Apka, Bapka en Kapka waren op zoek naar een schat. Wat voor schat? Dat wisten ze niet. Waar die lag? Dat wisten ze niet. Of die bestond? Ook dat wisten ze niet. Maar het is altijd leuk om op zoek te zijn naar een schat.
Tenminste, als alles goed gaat. Maar het ging niet goed. Apka kon namelijk niet verder kijken dan haar neus lang was. Dat was vervelend. Ze zag bijna niets. Apka zag Bapka niet en Kapka niet en ook geen andere mensen. Daardoor dacht ze alleen maar aan zichzelf. Dat heb je met mensen die niet verder kunnen kijken dan hun neus lang is. Bapka en Kapka vonden dat ze naar een dokter moest die Apka’s neus langer kon maken. Dan zou ze meer zien. Maar de dokter vond dat geen goed idee. ‘Je moet naar Ben Bril,’ zei hij, ‘dat is de beste brillenmaker van het land. Apka, Bapka en Kapka gingen naar Ben Bril. Hij was een goede brillenmaker. Apka kreeg een bril waardoor ze dingen zag die ze nog nooit had gezien: mensen, haar vriendinnen, vogels en ook nog naaktslakken; maar die vond ze wat minder.
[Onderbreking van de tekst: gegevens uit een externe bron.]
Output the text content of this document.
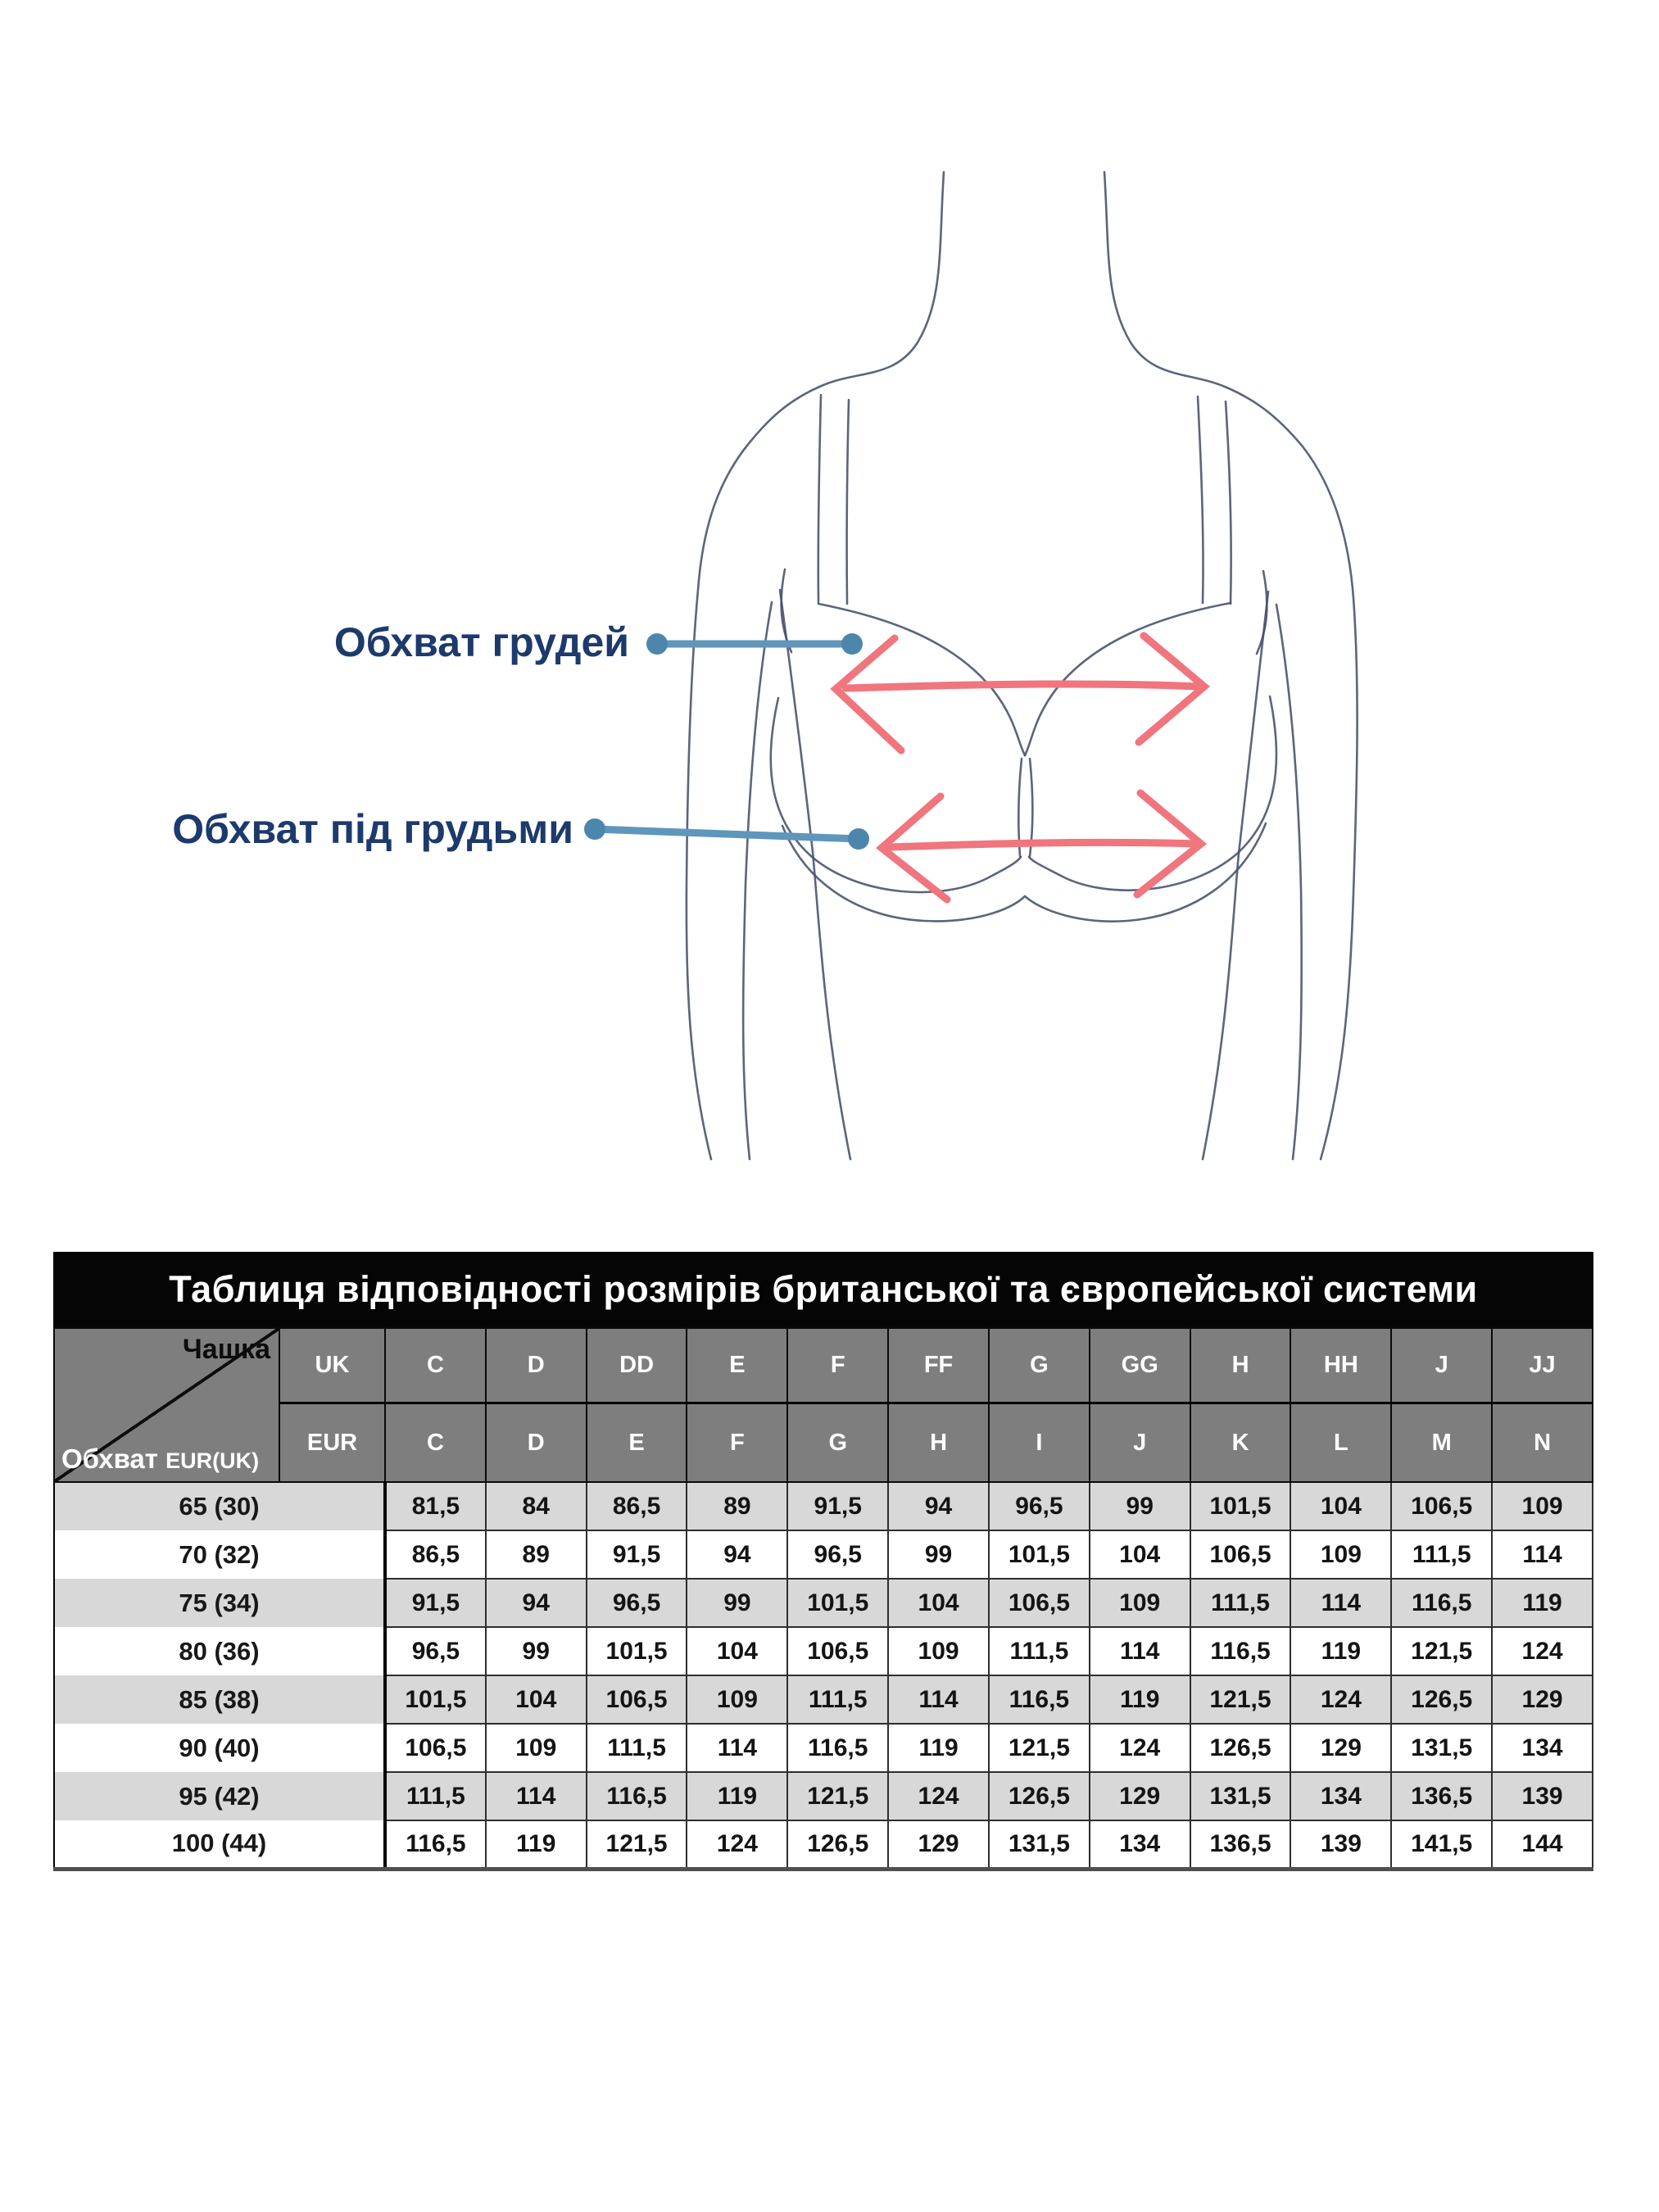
Обхват грудей
Обхват під грудьми
Таблиця відповідності розмірів британської та європейської системи
Чашка
Обхват EUR(UK)	UK	C	D	DD	E	F	FF	G	GG	H	HH	J	JJ
	EUR	C	D	E	F	G	H	I	J	K	L	M	N
65 (30)		81,5	84	86,5	89	91,5	94	96,5	99	101,5	104	106,5	109
70 (32)		86,5	89	91,5	94	96,5	99	101,5	104	106,5	109	111,5	114
75 (34)		91,5	94	96,5	99	101,5	104	106,5	109	111,5	114	116,5	119
80 (36)		96,5	99	101,5	104	106,5	109	111,5	114	116,5	119	121,5	124
85 (38)		101,5	104	106,5	109	111,5	114	116,5	119	121,5	124	126,5	129
90 (40)		106,5	109	111,5	114	116,5	119	121,5	124	126,5	129	131,5	134
95 (42)		111,5	114	116,5	119	121,5	124	126,5	129	131,5	134	136,5	139
100 (44)		116,5	119	121,5	124	126,5	129	131,5	134	136,5	139	141,5	144
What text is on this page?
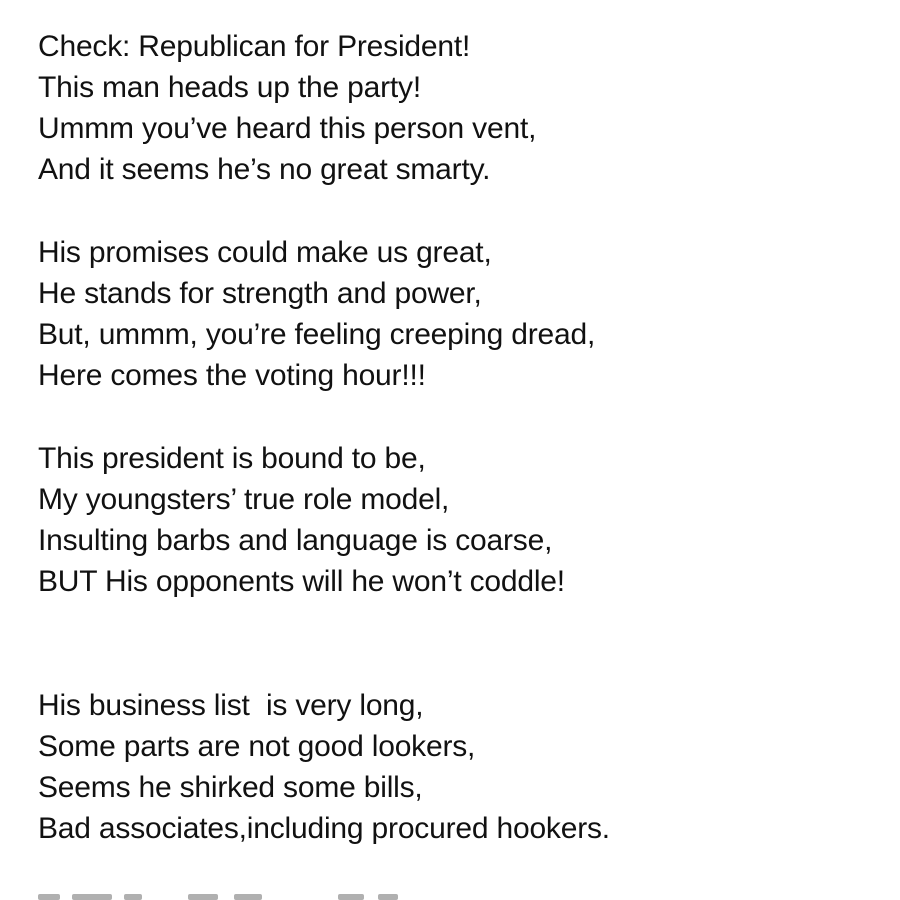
Check: Republican for President!
This man heads up the party!
Ummm you’ve heard this person vent,
And it seems he’s no great smarty.
His promises could make us great,
He stands for strength and power,
But, ummm, you’re feeling creeping dread,
Here comes the voting hour!!!
This president is bound to be,
My youngsters’ true role model,
Insulting barbs and language is coarse,
BUT His opponents will he won’t coddle!
His business list  is very long,
Some parts are not good lookers,
Seems he shirked some bills,
Bad associates,including procured hookers.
Nu konden Apka, Bapka en Kapka verder zoeken naar de schat. Het is altijd leuk om op zoek te zijn naar een schat. Tenminste, als alles goed gaat. Maar het ging niet goed. Bapka zag namelijk alles donker in. Daardoor was ze altijd erg somber. Ze twijfelde of ze de schat ooit zou vinden. Maar Ben Bril was niet alleen een goede brillenmaker, hij was een hele beste. Hij gaf Bapka een bril waardoor ze dingen zag die ze nooit had gezien: licht, kleuren, de zon en ook nog stoplichten; maar die vond ze wat minder.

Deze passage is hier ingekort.